As for strategy, Krosby said investors should be "completely diversified across the board in all asset classes."

Global Stocks

While US stock gains could replicate 2009's gain of 23 percent for the Standard & Poor's 500, emerging markets and some developed countries could eclipse even those lofty totals, according to Prudential's estimates.

John Praveen, managing director and chief investment strategist, was the most bullish of the firm's analysts.



"We still think that emerging markets and Europe will continue to outperform the US and Japan," he said. "The US itself should continue to enjoy gains," which he said should approach 20 percent.

Praveen called for a "Nike" recovery, referring to the athletic shoemaker's trademark "swoosh" symbol—meaning he sees slow, steady growth for the world economy.

"Global markets we believe will continue to enjoy the macro sweet spot of gradual, steady, sustained GDP growth," he said. He predicted China will grow at more than 10 percent, India at 8 percent and Brazil and Russia at 5 percent, while the world will see a total GDP growth of about 6 percent.

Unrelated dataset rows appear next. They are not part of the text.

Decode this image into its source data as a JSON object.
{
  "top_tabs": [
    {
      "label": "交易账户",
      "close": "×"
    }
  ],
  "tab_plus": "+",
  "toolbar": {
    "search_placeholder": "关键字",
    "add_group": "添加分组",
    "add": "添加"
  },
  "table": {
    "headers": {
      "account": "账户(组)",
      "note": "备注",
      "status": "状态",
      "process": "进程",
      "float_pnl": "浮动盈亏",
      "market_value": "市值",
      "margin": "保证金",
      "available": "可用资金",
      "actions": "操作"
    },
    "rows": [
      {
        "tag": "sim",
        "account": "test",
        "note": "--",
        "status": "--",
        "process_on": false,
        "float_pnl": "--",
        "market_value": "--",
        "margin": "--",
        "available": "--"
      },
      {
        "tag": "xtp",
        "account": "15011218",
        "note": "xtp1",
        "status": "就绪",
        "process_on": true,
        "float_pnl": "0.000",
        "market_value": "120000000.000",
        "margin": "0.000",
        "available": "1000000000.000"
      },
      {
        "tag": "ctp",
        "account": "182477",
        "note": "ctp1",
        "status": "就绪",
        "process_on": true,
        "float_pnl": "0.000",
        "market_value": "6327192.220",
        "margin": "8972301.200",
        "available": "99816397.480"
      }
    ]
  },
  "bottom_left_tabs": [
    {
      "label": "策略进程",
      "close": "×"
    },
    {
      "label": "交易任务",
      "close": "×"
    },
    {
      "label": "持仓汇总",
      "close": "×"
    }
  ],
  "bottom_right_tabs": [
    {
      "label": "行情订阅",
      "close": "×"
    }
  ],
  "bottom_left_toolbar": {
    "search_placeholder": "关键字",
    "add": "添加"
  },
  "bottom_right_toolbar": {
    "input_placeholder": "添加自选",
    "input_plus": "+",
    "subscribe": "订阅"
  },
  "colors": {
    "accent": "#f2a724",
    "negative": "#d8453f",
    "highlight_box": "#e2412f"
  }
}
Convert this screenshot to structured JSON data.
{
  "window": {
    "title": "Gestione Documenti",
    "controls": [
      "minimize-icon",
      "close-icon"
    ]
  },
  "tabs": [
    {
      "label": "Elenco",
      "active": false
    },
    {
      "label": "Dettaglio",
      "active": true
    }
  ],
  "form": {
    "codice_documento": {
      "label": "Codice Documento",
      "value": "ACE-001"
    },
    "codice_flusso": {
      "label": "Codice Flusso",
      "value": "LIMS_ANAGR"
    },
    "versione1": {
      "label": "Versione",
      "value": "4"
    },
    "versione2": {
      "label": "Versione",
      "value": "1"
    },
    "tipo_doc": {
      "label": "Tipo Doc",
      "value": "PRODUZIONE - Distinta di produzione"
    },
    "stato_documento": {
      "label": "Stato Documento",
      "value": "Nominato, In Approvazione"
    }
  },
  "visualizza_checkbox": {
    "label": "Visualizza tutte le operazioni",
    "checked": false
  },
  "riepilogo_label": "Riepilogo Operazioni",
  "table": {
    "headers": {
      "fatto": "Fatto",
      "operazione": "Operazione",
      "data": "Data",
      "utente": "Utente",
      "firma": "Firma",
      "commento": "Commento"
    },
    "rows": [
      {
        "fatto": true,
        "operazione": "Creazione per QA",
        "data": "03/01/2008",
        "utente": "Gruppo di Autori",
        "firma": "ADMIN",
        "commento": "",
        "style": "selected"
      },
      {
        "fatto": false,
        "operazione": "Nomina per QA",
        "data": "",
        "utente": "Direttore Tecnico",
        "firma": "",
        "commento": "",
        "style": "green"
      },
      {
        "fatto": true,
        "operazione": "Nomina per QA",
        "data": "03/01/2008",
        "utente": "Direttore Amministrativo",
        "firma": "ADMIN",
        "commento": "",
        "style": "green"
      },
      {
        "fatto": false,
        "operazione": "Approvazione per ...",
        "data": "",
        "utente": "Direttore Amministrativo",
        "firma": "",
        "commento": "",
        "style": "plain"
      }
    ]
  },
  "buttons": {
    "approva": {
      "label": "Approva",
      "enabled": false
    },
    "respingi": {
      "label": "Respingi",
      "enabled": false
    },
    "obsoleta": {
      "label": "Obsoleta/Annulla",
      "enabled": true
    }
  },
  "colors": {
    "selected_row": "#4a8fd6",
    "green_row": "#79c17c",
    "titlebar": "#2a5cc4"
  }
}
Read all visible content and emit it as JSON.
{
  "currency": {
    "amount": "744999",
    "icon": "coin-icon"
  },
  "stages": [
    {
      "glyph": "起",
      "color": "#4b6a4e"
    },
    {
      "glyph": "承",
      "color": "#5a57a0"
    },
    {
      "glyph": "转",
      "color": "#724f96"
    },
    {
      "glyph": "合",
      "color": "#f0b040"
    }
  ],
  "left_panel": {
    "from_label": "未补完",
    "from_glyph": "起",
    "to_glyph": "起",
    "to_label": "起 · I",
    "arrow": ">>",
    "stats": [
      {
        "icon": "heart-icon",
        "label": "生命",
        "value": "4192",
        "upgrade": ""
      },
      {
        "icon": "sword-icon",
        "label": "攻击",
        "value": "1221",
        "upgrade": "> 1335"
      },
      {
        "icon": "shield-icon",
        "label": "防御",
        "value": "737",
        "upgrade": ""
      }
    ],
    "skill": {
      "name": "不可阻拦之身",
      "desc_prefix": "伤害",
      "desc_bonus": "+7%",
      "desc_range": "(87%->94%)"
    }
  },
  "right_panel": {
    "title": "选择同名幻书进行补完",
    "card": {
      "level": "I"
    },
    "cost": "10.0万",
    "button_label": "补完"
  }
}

For global stocks, Praveen recommends industrials, materials, technology and financials.

Bonds

While some market watchers refer to the past 10 years as as lost decade for stocks, the same could not be said for bonds, which sizzled through the 2000-09 as investors shed risk and put money into debt.

While such returns would be hard to duplicate, that doesn't mean 2010 won't also present bond opportunities. They may not, however, be as easy to spot.

"The outlook is actually very good for the bond markets," said Robert Tripp, managing director of fixed income and bond strategist for Prudential. "The price is right and there are a lot of very favorable issues in support of the bond market."



Among the factors working in favor of the market are the Federal Reserve's need to raise rates but only gradually, coinciding with the continued influx of Treasury debt onto the market and the Fed's exit as a buyer.

Tripp's position in favor of Treasurys is contrary to much of the conventional wisdom for 2010, but he said investors who have sat on the sidelines will be looking for fixed income with relatively low risk but with higher yields than the money markets.

"In general it should be a good year for fixed income," he said.

Mortgage-backed bonds and certain investment-grade corporates are likely to be the worst performers, he added. High-yield corporates led the 2009 bond market.

Macro Factors

Investors face several landmines in the coming years that could derail a continued stocks rally, such as another leg down in the financial crisis, a stumble in the real estate recovery or the grim reality of more job losses.

Overall, though, Prudential has gone from being "nervously bullish" to the precipice of "outright bullish," said Ed Keon, managing director and portfolio manager for quantitative management.

How strongly that sentiment grows over the next 10 years will depend on how well the market can avoid those landmines, he said.

"Valuations on the US stock market today are not especially attractive anymore," Keon said, expanding on the theme that the bargain hunting is over. "They're not dirt-cheap."

As such investors will have to get used to a climate where it isn't as easy to find cheap stocks and instead will have to look at those companies that protect principal while providing solid, if less spectacular, gains.

"My guess is that the focus in investment management over the next several years will shift from total returns to beating a benchmark," Keon said. "For the average investor it will be much more important to control the risk that he faces."